Ich selbst habe heute ständig den Film »Grün kaputt – Landschaft und Gärten der Deutschen« im Kopf. 1983, lange bevor ökologische Themen gesellschaftlich breit akzeptiert wurden, hatte Regisseur Dieter Wieland in Bayern die Zersiedelung der Landschaft, die Abholzungen, die Verschandelung von Dörfern und Städten erkannt und in schonungslosen, beklemmenden Bildern zum Ausdruck gebracht. Er schilderte in einer glasklaren (An-)Sprache eine um sich greifende, blinde Zerstörung! Überall Kahlschlag, keine Flurgehölze mehr, kilometerlange Verluste von Wallhecken, fehlende Streuobstplantagen, eine intensive Landschaft, die von Monokulturen beherrscht wird und völlig wertlos für Vögel, Insekten und andere Tiere ist. Und alles auch noch staatlich gefördert. Erste Einwände Ende der Siebzigerjahre wurden noch gnadenlos abgeschmettert, ja sogar lächerlich gemacht. Wieland wies zudem darauf hin, dass man nicht nur von der Industrie Maßnahmen fordern könne, etwas gegen den Schwefelausstoß zu tun, man müssen auch handeln. Wie erwähnt, bereits 1983 hatte er all das gesagt und gezeigt und uns alarmiert.

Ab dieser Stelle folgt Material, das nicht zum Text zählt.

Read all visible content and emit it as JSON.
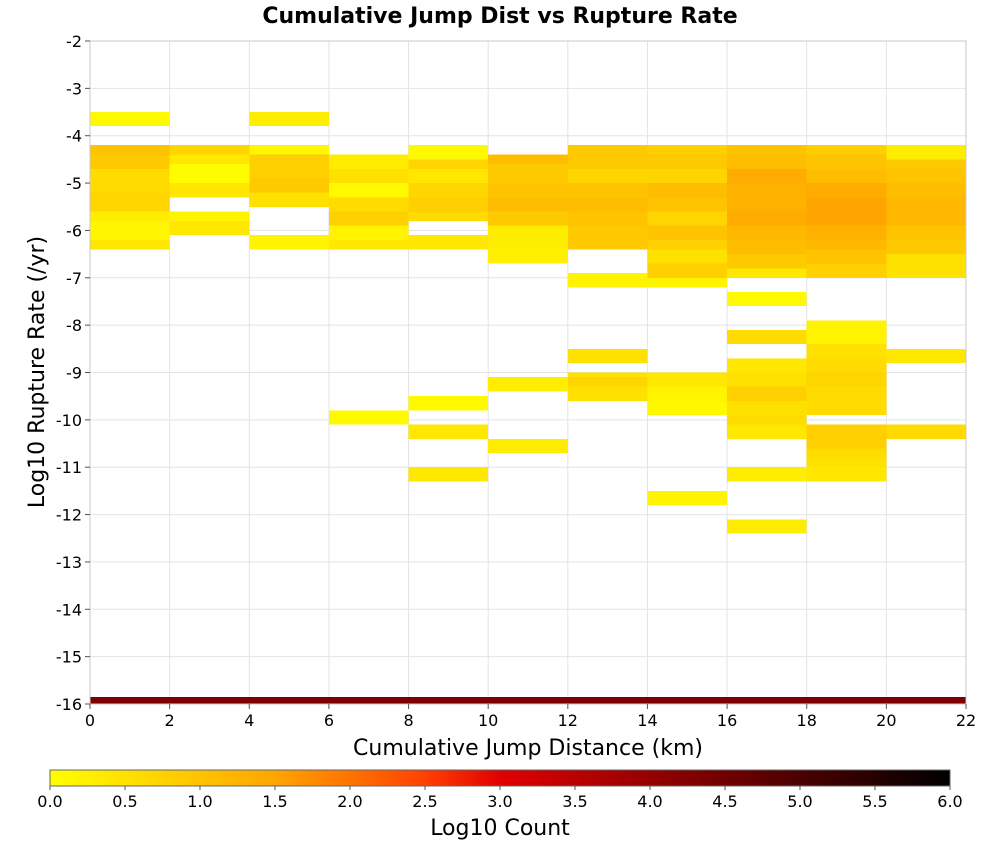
{
  "chart_data": {
    "type": "heatmap",
    "title": "Cumulative Jump Dist vs Rupture Rate",
    "xlabel": "Cumulative Jump Distance (km)",
    "ylabel": "Log10 Rupture Rate (/yr)",
    "xlim": [
      0,
      22
    ],
    "ylim": [
      -16,
      -2
    ],
    "x_bin_width": 2,
    "y_bin_height": 0.2,
    "grid": true,
    "x_ticks": [
      "0",
      "2",
      "4",
      "6",
      "8",
      "10",
      "12",
      "14",
      "16",
      "18",
      "20",
      "22"
    ],
    "y_ticks": [
      "-2",
      "-3",
      "-4",
      "-5",
      "-6",
      "-7",
      "-8",
      "-9",
      "-10",
      "-11",
      "-12",
      "-13",
      "-14",
      "-15",
      "-16"
    ],
    "colorbar": {
      "label": "Log10 Count",
      "range": [
        0,
        6
      ],
      "ticks": [
        "0.0",
        "0.5",
        "1.0",
        "1.5",
        "2.0",
        "2.5",
        "3.0",
        "3.5",
        "4.0",
        "4.5",
        "5.0",
        "5.5",
        "6.0"
      ],
      "stops": [
        {
          "value": 0.0,
          "color": "#ffff00"
        },
        {
          "value": 1.5,
          "color": "#ffa500"
        },
        {
          "value": 2.5,
          "color": "#ff4000"
        },
        {
          "value": 3.0,
          "color": "#e00000"
        },
        {
          "value": 4.5,
          "color": "#700000"
        },
        {
          "value": 6.0,
          "color": "#000000"
        }
      ]
    },
    "columns": [
      {
        "x_start": 0,
        "bins": [
          {
            "y_start": -3.8,
            "y_end": -3.5,
            "value": 0.1
          },
          {
            "y_start": -4.4,
            "y_end": -4.2,
            "value": 1.0
          },
          {
            "y_start": -4.7,
            "y_end": -4.4,
            "value": 0.9
          },
          {
            "y_start": -5.2,
            "y_end": -4.7,
            "value": 0.6
          },
          {
            "y_start": -5.6,
            "y_end": -5.2,
            "value": 0.7
          },
          {
            "y_start": -5.8,
            "y_end": -5.6,
            "value": 0.3
          },
          {
            "y_start": -6.2,
            "y_end": -5.8,
            "value": 0.15
          },
          {
            "y_start": -6.4,
            "y_end": -6.2,
            "value": 0.4
          }
        ]
      },
      {
        "x_start": 2,
        "bins": [
          {
            "y_start": -4.4,
            "y_end": -4.2,
            "value": 0.7
          },
          {
            "y_start": -4.6,
            "y_end": -4.4,
            "value": 0.4
          },
          {
            "y_start": -5.0,
            "y_end": -4.6,
            "value": 0.05
          },
          {
            "y_start": -5.3,
            "y_end": -5.0,
            "value": 0.4
          },
          {
            "y_start": -5.8,
            "y_end": -5.6,
            "value": 0.2
          },
          {
            "y_start": -6.1,
            "y_end": -5.8,
            "value": 0.4
          }
        ]
      },
      {
        "x_start": 4,
        "bins": [
          {
            "y_start": -3.8,
            "y_end": -3.5,
            "value": 0.3
          },
          {
            "y_start": -4.4,
            "y_end": -4.2,
            "value": 0.15
          },
          {
            "y_start": -4.9,
            "y_end": -4.4,
            "value": 0.8
          },
          {
            "y_start": -5.2,
            "y_end": -4.9,
            "value": 0.9
          },
          {
            "y_start": -5.5,
            "y_end": -5.2,
            "value": 0.5
          },
          {
            "y_start": -6.4,
            "y_end": -6.1,
            "value": 0.2
          }
        ]
      },
      {
        "x_start": 6,
        "bins": [
          {
            "y_start": -4.7,
            "y_end": -4.4,
            "value": 0.3
          },
          {
            "y_start": -5.0,
            "y_end": -4.7,
            "value": 0.5
          },
          {
            "y_start": -5.3,
            "y_end": -5.0,
            "value": 0.1
          },
          {
            "y_start": -5.6,
            "y_end": -5.3,
            "value": 0.6
          },
          {
            "y_start": -5.9,
            "y_end": -5.6,
            "value": 0.8
          },
          {
            "y_start": -6.2,
            "y_end": -5.9,
            "value": 0.2
          },
          {
            "y_start": -6.4,
            "y_end": -6.2,
            "value": 0.4
          },
          {
            "y_start": -10.1,
            "y_end": -9.8,
            "value": 0.1
          }
        ]
      },
      {
        "x_start": 8,
        "bins": [
          {
            "y_start": -4.5,
            "y_end": -4.2,
            "value": 0.1
          },
          {
            "y_start": -4.7,
            "y_end": -4.5,
            "value": 0.7
          },
          {
            "y_start": -5.0,
            "y_end": -4.7,
            "value": 0.4
          },
          {
            "y_start": -5.3,
            "y_end": -5.0,
            "value": 0.7
          },
          {
            "y_start": -5.6,
            "y_end": -5.3,
            "value": 0.8
          },
          {
            "y_start": -5.8,
            "y_end": -5.6,
            "value": 0.6
          },
          {
            "y_start": -6.4,
            "y_end": -6.1,
            "value": 0.4
          },
          {
            "y_start": -9.8,
            "y_end": -9.5,
            "value": 0.1
          },
          {
            "y_start": -10.4,
            "y_end": -10.1,
            "value": 0.4
          },
          {
            "y_start": -11.3,
            "y_end": -11.0,
            "value": 0.4
          }
        ]
      },
      {
        "x_start": 10,
        "bins": [
          {
            "y_start": -4.6,
            "y_end": -4.4,
            "value": 1.1
          },
          {
            "y_start": -5.0,
            "y_end": -4.6,
            "value": 0.9
          },
          {
            "y_start": -5.3,
            "y_end": -5.0,
            "value": 1.0
          },
          {
            "y_start": -5.6,
            "y_end": -5.3,
            "value": 1.1
          },
          {
            "y_start": -5.9,
            "y_end": -5.6,
            "value": 0.9
          },
          {
            "y_start": -6.4,
            "y_end": -5.9,
            "value": 0.3
          },
          {
            "y_start": -6.7,
            "y_end": -6.4,
            "value": 0.25
          },
          {
            "y_start": -9.4,
            "y_end": -9.1,
            "value": 0.3
          },
          {
            "y_start": -10.7,
            "y_end": -10.4,
            "value": 0.3
          }
        ]
      },
      {
        "x_start": 12,
        "bins": [
          {
            "y_start": -4.7,
            "y_end": -4.2,
            "value": 0.9
          },
          {
            "y_start": -5.0,
            "y_end": -4.7,
            "value": 0.7
          },
          {
            "y_start": -5.3,
            "y_end": -5.0,
            "value": 1.0
          },
          {
            "y_start": -5.6,
            "y_end": -5.3,
            "value": 1.1
          },
          {
            "y_start": -5.9,
            "y_end": -5.6,
            "value": 1.0
          },
          {
            "y_start": -6.4,
            "y_end": -5.9,
            "value": 0.9
          },
          {
            "y_start": -7.2,
            "y_end": -6.9,
            "value": 0.2
          },
          {
            "y_start": -8.8,
            "y_end": -8.5,
            "value": 0.5
          },
          {
            "y_start": -9.1,
            "y_end": -9.0,
            "value": 0.5
          },
          {
            "y_start": -9.3,
            "y_end": -9.1,
            "value": 0.7
          },
          {
            "y_start": -9.6,
            "y_end": -9.3,
            "value": 0.5
          }
        ]
      },
      {
        "x_start": 14,
        "bins": [
          {
            "y_start": -4.4,
            "y_end": -4.2,
            "value": 0.8
          },
          {
            "y_start": -4.7,
            "y_end": -4.4,
            "value": 0.9
          },
          {
            "y_start": -5.0,
            "y_end": -4.7,
            "value": 0.7
          },
          {
            "y_start": -5.3,
            "y_end": -5.0,
            "value": 1.1
          },
          {
            "y_start": -5.6,
            "y_end": -5.3,
            "value": 1.0
          },
          {
            "y_start": -5.9,
            "y_end": -5.6,
            "value": 0.7
          },
          {
            "y_start": -6.2,
            "y_end": -5.9,
            "value": 1.0
          },
          {
            "y_start": -6.4,
            "y_end": -6.2,
            "value": 0.8
          },
          {
            "y_start": -6.7,
            "y_end": -6.4,
            "value": 0.5
          },
          {
            "y_start": -7.0,
            "y_end": -6.7,
            "value": 0.8
          },
          {
            "y_start": -7.2,
            "y_end": -7.0,
            "value": 0.2
          },
          {
            "y_start": -9.3,
            "y_end": -9.0,
            "value": 0.4
          },
          {
            "y_start": -9.6,
            "y_end": -9.3,
            "value": 0.2
          },
          {
            "y_start": -9.9,
            "y_end": -9.6,
            "value": 0.1
          },
          {
            "y_start": -11.8,
            "y_end": -11.5,
            "value": 0.2
          }
        ]
      },
      {
        "x_start": 16,
        "bins": [
          {
            "y_start": -4.4,
            "y_end": -4.2,
            "value": 1.0
          },
          {
            "y_start": -4.7,
            "y_end": -4.4,
            "value": 1.1
          },
          {
            "y_start": -5.0,
            "y_end": -4.7,
            "value": 1.4
          },
          {
            "y_start": -5.3,
            "y_end": -5.0,
            "value": 1.3
          },
          {
            "y_start": -5.6,
            "y_end": -5.3,
            "value": 1.3
          },
          {
            "y_start": -5.9,
            "y_end": -5.6,
            "value": 1.4
          },
          {
            "y_start": -6.2,
            "y_end": -5.9,
            "value": 1.2
          },
          {
            "y_start": -6.5,
            "y_end": -6.2,
            "value": 1.1
          },
          {
            "y_start": -6.8,
            "y_end": -6.5,
            "value": 0.9
          },
          {
            "y_start": -7.0,
            "y_end": -6.8,
            "value": 0.4
          },
          {
            "y_start": -7.6,
            "y_end": -7.3,
            "value": 0.1
          },
          {
            "y_start": -8.4,
            "y_end": -8.1,
            "value": 0.6
          },
          {
            "y_start": -9.0,
            "y_end": -8.7,
            "value": 0.4
          },
          {
            "y_start": -9.3,
            "y_end": -9.0,
            "value": 0.5
          },
          {
            "y_start": -9.6,
            "y_end": -9.3,
            "value": 0.8
          },
          {
            "y_start": -9.9,
            "y_end": -9.6,
            "value": 0.5
          },
          {
            "y_start": -10.1,
            "y_end": -9.9,
            "value": 0.6
          },
          {
            "y_start": -10.4,
            "y_end": -10.1,
            "value": 0.4
          },
          {
            "y_start": -11.3,
            "y_end": -11.0,
            "value": 0.3
          },
          {
            "y_start": -12.4,
            "y_end": -12.1,
            "value": 0.3
          }
        ]
      },
      {
        "x_start": 18,
        "bins": [
          {
            "y_start": -4.4,
            "y_end": -4.2,
            "value": 0.8
          },
          {
            "y_start": -4.7,
            "y_end": -4.4,
            "value": 1.0
          },
          {
            "y_start": -5.0,
            "y_end": -4.7,
            "value": 1.1
          },
          {
            "y_start": -5.3,
            "y_end": -5.0,
            "value": 1.4
          },
          {
            "y_start": -5.6,
            "y_end": -5.3,
            "value": 1.5
          },
          {
            "y_start": -5.9,
            "y_end": -5.6,
            "value": 1.5
          },
          {
            "y_start": -6.2,
            "y_end": -5.9,
            "value": 1.3
          },
          {
            "y_start": -6.4,
            "y_end": -6.2,
            "value": 1.2
          },
          {
            "y_start": -6.7,
            "y_end": -6.4,
            "value": 1.0
          },
          {
            "y_start": -7.0,
            "y_end": -6.7,
            "value": 0.8
          },
          {
            "y_start": -8.4,
            "y_end": -7.9,
            "value": 0.2
          },
          {
            "y_start": -8.7,
            "y_end": -8.4,
            "value": 0.5
          },
          {
            "y_start": -9.0,
            "y_end": -8.7,
            "value": 0.6
          },
          {
            "y_start": -9.3,
            "y_end": -9.0,
            "value": 0.7
          },
          {
            "y_start": -9.9,
            "y_end": -9.3,
            "value": 0.6
          },
          {
            "y_start": -10.6,
            "y_end": -10.1,
            "value": 0.8
          },
          {
            "y_start": -10.8,
            "y_end": -10.6,
            "value": 0.6
          },
          {
            "y_start": -11.0,
            "y_end": -10.8,
            "value": 0.5
          },
          {
            "y_start": -11.3,
            "y_end": -11.0,
            "value": 0.4
          }
        ]
      },
      {
        "x_start": 20,
        "bins": [
          {
            "y_start": -4.5,
            "y_end": -4.2,
            "value": 0.3
          },
          {
            "y_start": -4.7,
            "y_end": -4.5,
            "value": 0.9
          },
          {
            "y_start": -5.0,
            "y_end": -4.7,
            "value": 1.0
          },
          {
            "y_start": -5.3,
            "y_end": -5.0,
            "value": 1.1
          },
          {
            "y_start": -5.6,
            "y_end": -5.3,
            "value": 1.2
          },
          {
            "y_start": -5.9,
            "y_end": -5.6,
            "value": 1.2
          },
          {
            "y_start": -6.2,
            "y_end": -5.9,
            "value": 1.0
          },
          {
            "y_start": -6.5,
            "y_end": -6.2,
            "value": 0.9
          },
          {
            "y_start": -7.0,
            "y_end": -6.5,
            "value": 0.5
          },
          {
            "y_start": -8.8,
            "y_end": -8.5,
            "value": 0.4
          },
          {
            "y_start": -10.4,
            "y_end": -10.1,
            "value": 0.6
          }
        ]
      }
    ],
    "bottom_band": {
      "y_start": -16,
      "y_end": -15.85,
      "value": 4.3
    }
  }
}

Es treibt mich weiterhin ein Zitat an, welches Albert Einstein zugeschrieben wird. Man fragte ihn einmal, mit welchen Waffen zukünftig Kriege geführt werden würden: »Ich bin nicht sicher, mit welchen Waffen der Dritte Weltkrieg ausgetragen wird, aber im Vierten werden sie wieder mit Stöcken und Steinen kämpfen!« Dieser sarkastische bis traurige, dann aber auch wieder augenzwinkernde Spruch sagt doch alles. Wir kommen nämlich der allergrößten Gefahr immer näher, die da heißt: Totalverlust unseres einzigen Planeten.

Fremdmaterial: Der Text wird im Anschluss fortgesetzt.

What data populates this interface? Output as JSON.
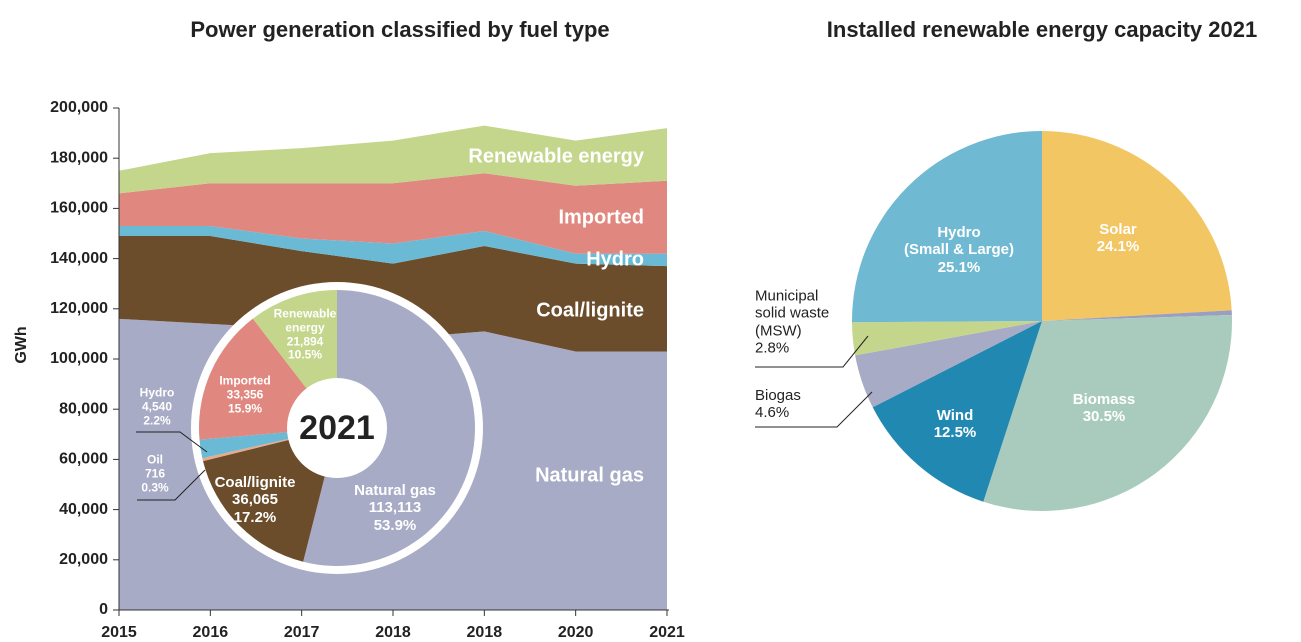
{
  "chart_data": [
    {
      "type": "area",
      "stacked": true,
      "title": "Power generation classified by fuel type",
      "y_label": "GWh",
      "categories": [
        "2015",
        "2016",
        "2017",
        "2018",
        "2018",
        "2020",
        "2021"
      ],
      "series": [
        {
          "name": "Natural gas",
          "color": "#a7abc5",
          "values": [
            116000,
            114000,
            112000,
            108000,
            111000,
            103000,
            103000
          ]
        },
        {
          "name": "Coal/lignite",
          "color": "#6b4c2b",
          "values": [
            33000,
            35000,
            31000,
            30000,
            34000,
            35000,
            34000
          ]
        },
        {
          "name": "Hydro",
          "color": "#6bbad5",
          "values": [
            4000,
            4000,
            5000,
            8000,
            6000,
            4000,
            5000
          ]
        },
        {
          "name": "Imported",
          "color": "#e0877f",
          "values": [
            13000,
            17000,
            22000,
            24000,
            23000,
            27000,
            29000
          ]
        },
        {
          "name": "Renewable energy",
          "color": "#c3d68b",
          "values": [
            9000,
            12000,
            14000,
            17000,
            19000,
            18000,
            21000
          ]
        }
      ],
      "ylim": [
        0,
        200000
      ],
      "yticks": [
        0,
        {
          "value": 20000,
          "label": "20,000"
        },
        {
          "value": 40000,
          "label": "40,000"
        },
        {
          "value": 60000,
          "label": "60,000"
        },
        {
          "value": 80000,
          "label": "80,000"
        },
        {
          "value": 100000,
          "label": "100,000"
        },
        {
          "value": 120000,
          "label": "120,000"
        },
        {
          "value": 140000,
          "label": "140,000"
        },
        {
          "value": 160000,
          "label": "160,000"
        },
        {
          "value": 180000,
          "label": "180,000"
        },
        {
          "value": 200000,
          "label": "200,000"
        }
      ]
    },
    {
      "type": "donut",
      "title": "2021",
      "categories": [
        "Natural gas",
        "Coal/lignite",
        "Oil",
        "Hydro",
        "Imported",
        "Renewable energy"
      ],
      "values": [
        113113,
        36065,
        716,
        4540,
        33356,
        21894
      ],
      "value_labels": [
        "113,113",
        "36,065",
        "716",
        "4,540",
        "33,356",
        "21,894"
      ],
      "percents": [
        53.9,
        17.2,
        0.3,
        2.2,
        15.9,
        10.5
      ],
      "percent_labels": [
        "53.9%",
        "17.2%",
        "0.3%",
        "2.2%",
        "15.9%",
        "10.5%"
      ],
      "colors": [
        "#a7abc5",
        "#6b4c2b",
        "#e8a98c",
        "#6bbad5",
        "#e0877f",
        "#c3d68b"
      ]
    },
    {
      "type": "pie",
      "title": "Installed renewable energy capacity 2021",
      "categories": [
        "Solar",
        null,
        "Biomass",
        "Wind",
        "Biogas",
        "Municipal solid waste (MSW)",
        "Hydro (Small & Large)"
      ],
      "values": [
        24.1,
        0.4,
        30.5,
        12.5,
        4.6,
        2.8,
        25.1
      ],
      "value_labels": [
        "24.1%",
        null,
        "30.5%",
        "12.5%",
        "4.6%",
        "2.8%",
        "25.1%"
      ],
      "colors": [
        "#f2c663",
        "#9a9fbf",
        "#a9cbbd",
        "#2189b1",
        "#a7abc5",
        "#c4d68c",
        "#6fb9d3"
      ]
    }
  ]
}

Und es geht gerade eine Ära dem Ende entgegen, jeder spürt das doch. Denken wir diese fatale ökologische Entwicklung durch, zumindest begrenzt auf Deutschland, dann

muss uns klar werden, dass in letzter Instanz nicht nur Tiere und Pflanzen durch den Klimawandel keine Lebensbedingungen mehr finden werden. Viele großartige Lebensräume stehen auf dem Spiel stehen, auch der Mensch selbst. Aber weil ich nicht die ganze Welt retten kann, beschränke ich mich auf das, wo ich mich auskenne. Und so lade ich Sie ein auf meine »Arche Jürgen« mit den Pflanzen »for future« für Deutschland.

Ihr Jürgen Feder


Als eingefleischter Landespfleger kann ich an keinem Gewöhnlichen Wasserdost vorbeigehen.